Él se quejó con tímidas razones
en su lenguaje mizo,
a que ella con vergüenza satisfizo;
quejas que, traducidas de él y de ella,
así decían:

— Zapaquilda bella,
¿por qué me dejas tan injustamente?
¿Es Micifuf más sabio, es más valiente?
¿Tiene más ligereza, mejor cola?
¿No sabes que te quise elegir sola
entre cuantas se precian de mirladas,
de bien vestidas y de bien tocadas?
¿Esto merece que un invierno helado,
de tejado en tejado
me hallaba el alba al madrugar el día,
con espada, broquel y bizarría,
más cubierto de escarcha
que soldado español que en Flandes marcha
con arcabuz y frascos?
Si no te he dado telas y damascos,
es porque tú no quieres vestir galas
sobre las naturales martingalas,
por no ofender, ingrata, a tu belleza,
las naguas que te dio naturaleza.
Pero en lo que es regalos, ¿quién ha sido
más cuidadoso, como tú lo sabes,
en cuanto en las cocinas atrevido
pude garrafiñar de peces y aves?
¿Qué pastel no te truje, qué salchicha?
¡Oh, terrible desdicha!
Pues no soy yo tan feo;
que ayer me vi, mas no como me veo,
en un caldero de agua que de un pozo
sacó para regar mi casa un mozo,
y dije: "¿Esto desprecia Zapaquilda?
¡Oh, celos! ¡Oh, piedad! ¡Oh, amor! Reñilda.
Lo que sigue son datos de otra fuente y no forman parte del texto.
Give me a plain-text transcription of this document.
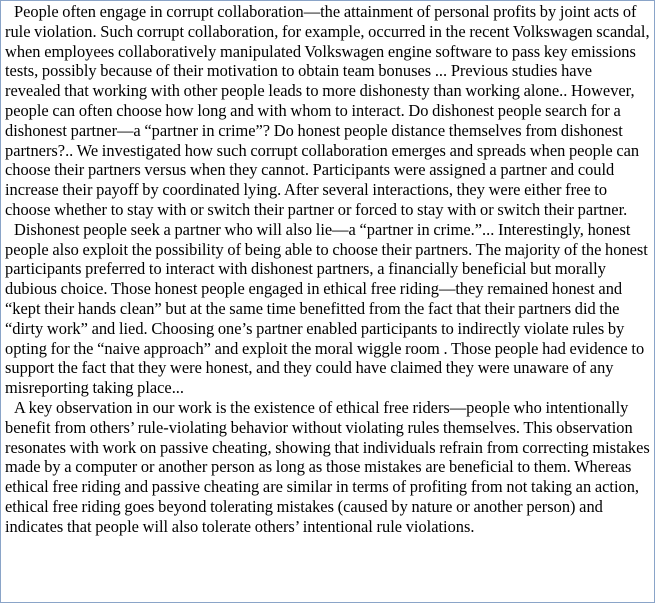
People often engage in corrupt collaboration—the attainment of personal profits by joint acts of rule violation. Such corrupt collaboration, for example, occurred in the recent Volkswagen scandal, when employees collaboratively manipulated Volkswagen engine software to pass key emissions tests, possibly because of their motivation to obtain team bonuses ... Previous studies have revealed that working with other people leads to more dishonesty than working alone.. However, people can often choose how long and with whom to interact. Do dishonest people search for a dishonest partner—a “partner in crime”? Do honest people distance themselves from dishonest partners?.. We investigated how such corrupt collaboration emerges and spreads when people can choose their partners versus when they cannot. Participants were assigned a partner and could increase their payoff by coordinated lying. After several interactions, they were either free to choose whether to stay with or switch their partner or forced to stay with or switch their partner.

Dishonest people seek a partner who will also lie—a “partner in crime.”... Interestingly, honest people also exploit the possibility of being able to choose their partners. The majority of the honest participants preferred to interact with dishonest partners, a financially beneficial but morally dubious choice. Those honest people engaged in ethical free riding—they remained honest and “kept their hands clean” but at the same time benefitted from the fact that their partners did the “dirty work” and lied. Choosing one’s partner enabled participants to indirectly violate rules by opting for the “naive approach” and exploit the moral wiggle room . Those people had evidence to support the fact that they were honest, and they could have claimed they were unaware of any misreporting taking place...

A key observation in our work is the existence of ethical free riders—people who intentionally benefit from others’ rule-violating behavior without violating rules themselves. This observation resonates with work on passive cheating, showing that individuals refrain from correcting mistakes made by a computer or another person as long as those mistakes are beneficial to them. Whereas ethical free riding and passive cheating are similar in terms of profiting from not taking an action, ethical free riding goes beyond tolerating mistakes (caused by nature or another person) and indicates that people will also tolerate others’ intentional rule violations.
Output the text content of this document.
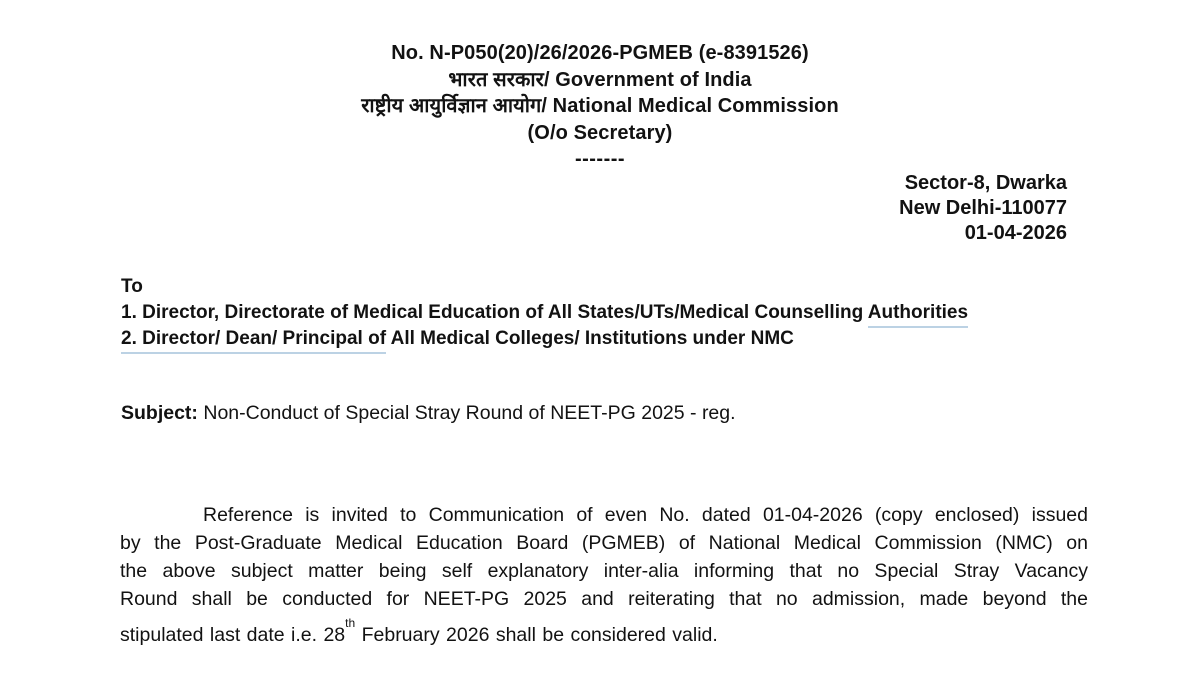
No. N-P050(20)/26/2026-PGMEB (e-8391526)
भारत सरकार/ Government of India
राष्ट्रीय आयुर्विज्ञान आयोग/ National Medical Commission
(O/o Secretary)
-------
Sector-8, Dwarka
New Delhi-110077
01-04-2026
To
1. Director, Directorate of Medical Education of All States/UTs/Medical Counselling Authorities
2. Director/ Dean/ Principal of All Medical Colleges/ Institutions under NMC
Subject: Non-Conduct of Special Stray Round of NEET-PG 2025 - reg.
Reference is invited to Communication of even No. dated 01-04-2026 (copy enclosed) issued
by the Post-Graduate Medical Education Board (PGMEB) of National Medical Commission (NMC) on
the above subject matter being self explanatory inter-alia informing that no Special Stray Vacancy
Round shall be conducted for NEET-PG 2025 and reiterating that no admission, made beyond the
stipulated last date i.e. 28th February 2026 shall be considered valid.
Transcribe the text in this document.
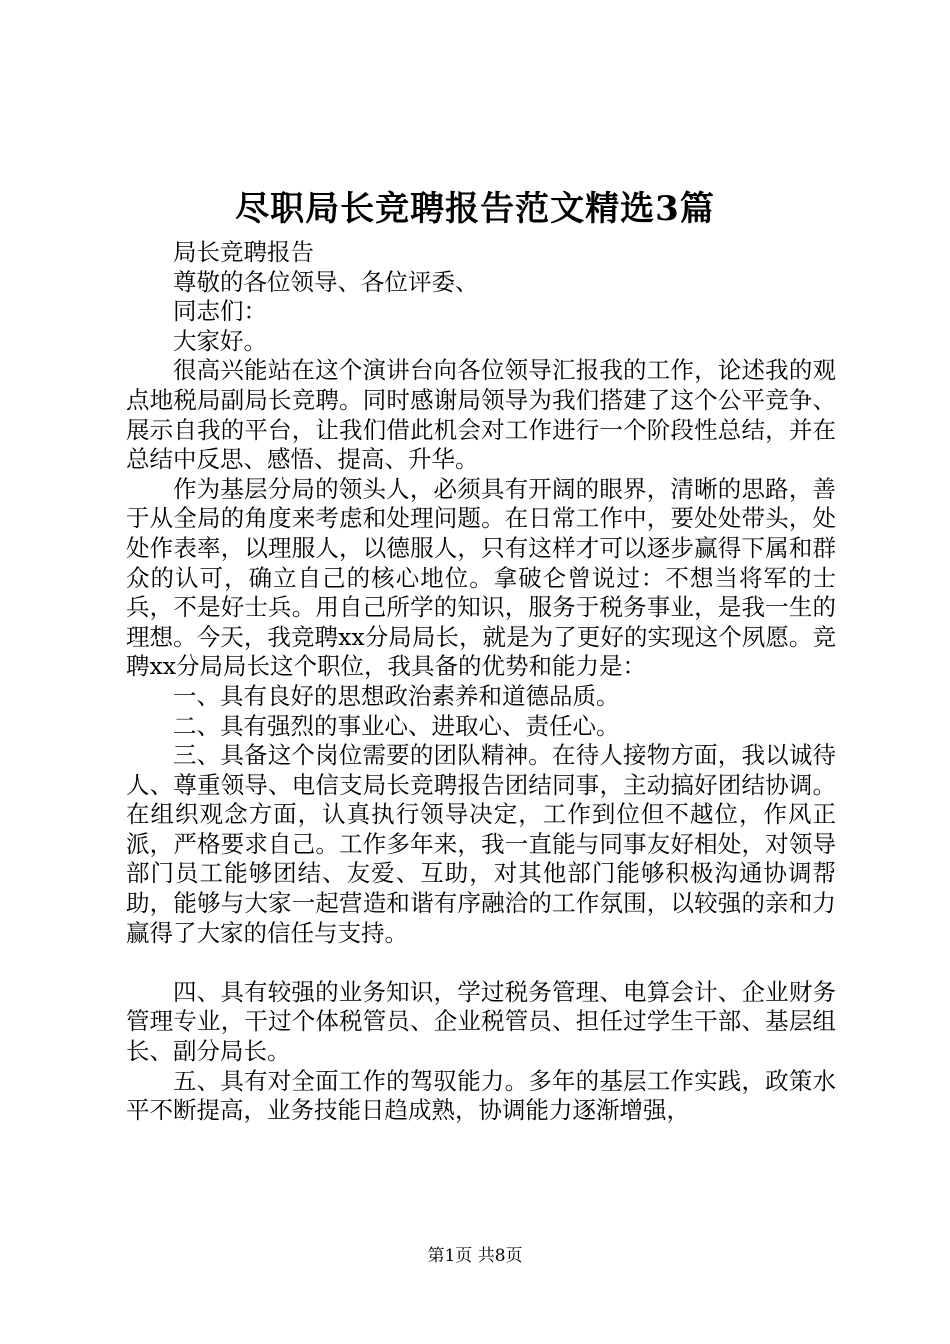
尽职局长竞聘报告范文精选3篇

局长竞聘报告

尊敬的各位领导、各位评委、

同志们：

大家好。

很高兴能站在这个演讲台向各位领导汇报我的工作，论述我的观点地税局副局长竞聘。同时感谢局领导为我们搭建了这个公平竞争、展示自我的平台，让我们借此机会对工作进行一个阶段性总结，并在总结中反思、感悟、提高、升华。

作为基层分局的领头人，必须具有开阔的眼界，清晰的思路，善于从全局的角度来考虑和处理问题。在日常工作中，要处处带头，处处作表率，以理服人，以德服人，只有这样才可以逐步赢得下属和群众的认可，确立自己的核心地位。拿破仑曾说过：不想当将军的士兵，不是好士兵。用自己所学的知识，服务于税务事业，是我一生的理想。今天，我竞聘xx分局局长，就是为了更好的实现这个夙愿。竞聘xx分局局长这个职位，我具备的优势和能力是：

一、具有良好的思想政治素养和道德品质。

二、具有强烈的事业心、进取心、责任心。

三、具备这个岗位需要的团队精神。在待人接物方面，我以诚待人、尊重领导、电信支局长竞聘报告团结同事，主动搞好团结协调。在组织观念方面，认真执行领导决定，工作到位但不越位，作风正派，严格要求自己。工作多年来，我一直能与同事友好相处，对领导部门员工能够团结、友爱、互助，对其他部门能够积极沟通协调帮助，能够与大家一起营造和谐有序融洽的工作氛围，以较强的亲和力赢得了大家的信任与支持。

四、具有较强的业务知识，学过税务管理、电算会计、企业财务管理专业，干过个体税管员、企业税管员、担任过学生干部、基层组长、副分局长。

五、具有对全面工作的驾驭能力。多年的基层工作实践，政策水平不断提高，业务技能日趋成熟，协调能力逐渐增强，

第1页 共8页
No suele desmayarse al sol ardiente
la flor del mismo nombre, y la arrogante
cerviz bajar humilde, que la gente,
por la loca altitud, llamó gigante;
ni queda el tierno infante
más cansado después de haber llorado
de su madre en el pecho regalado,
que el amante quedó sin alma. ¡Oh, cielos!
¡Qué dulce cosa amor, qué amargos celos!
Ella, como le vio que ya exhalaba
blandamente el espíritu en suspiros,
y que piramizaba
entre dulces de amor fingidos tiros,
porque no se le rompa vena o fibra,
el mosqueador de las ausencias vibra,
pasándole dos veces por su cara.
Volvióle en sí, que aquel favor bastara
para librarle de la muerte dura,
y luego, con melífera blandura,
le dijo en lengua culta:

— Así tu amor dificulta
el que me debes; en tu agravio piensas...
Tan injustas ofensas;
que aunque es verdad que Micifuf me quiere,
y dice a todos que por mí se muere,
yo te guardo la fe como tu esposa.

Cesó con esto Zapaquilda hermosa,
sellando honesta las dos rosas bellas;
que siempre hablaron poco las doncellas,
que, como las viudas y casadas,
no están en el amor ejercitadas.
Bajaba ya la noche,
y las ruedas del coche,
tachonadas de estrellas,
brilladores diamantes y centellas,
detrás de las montañas resonaban.
Los pájaros callaban,
dejando el campo yermo,
cuando los pajes del galán enfermo,
en el alto desván, hachas metían,
que alumbrar la carroza prevenían.
Entonces los amantes
(que son los cumplimientos importantes),
ella por irse y él quedarse a solas,
se hicieron reverencia con las colas.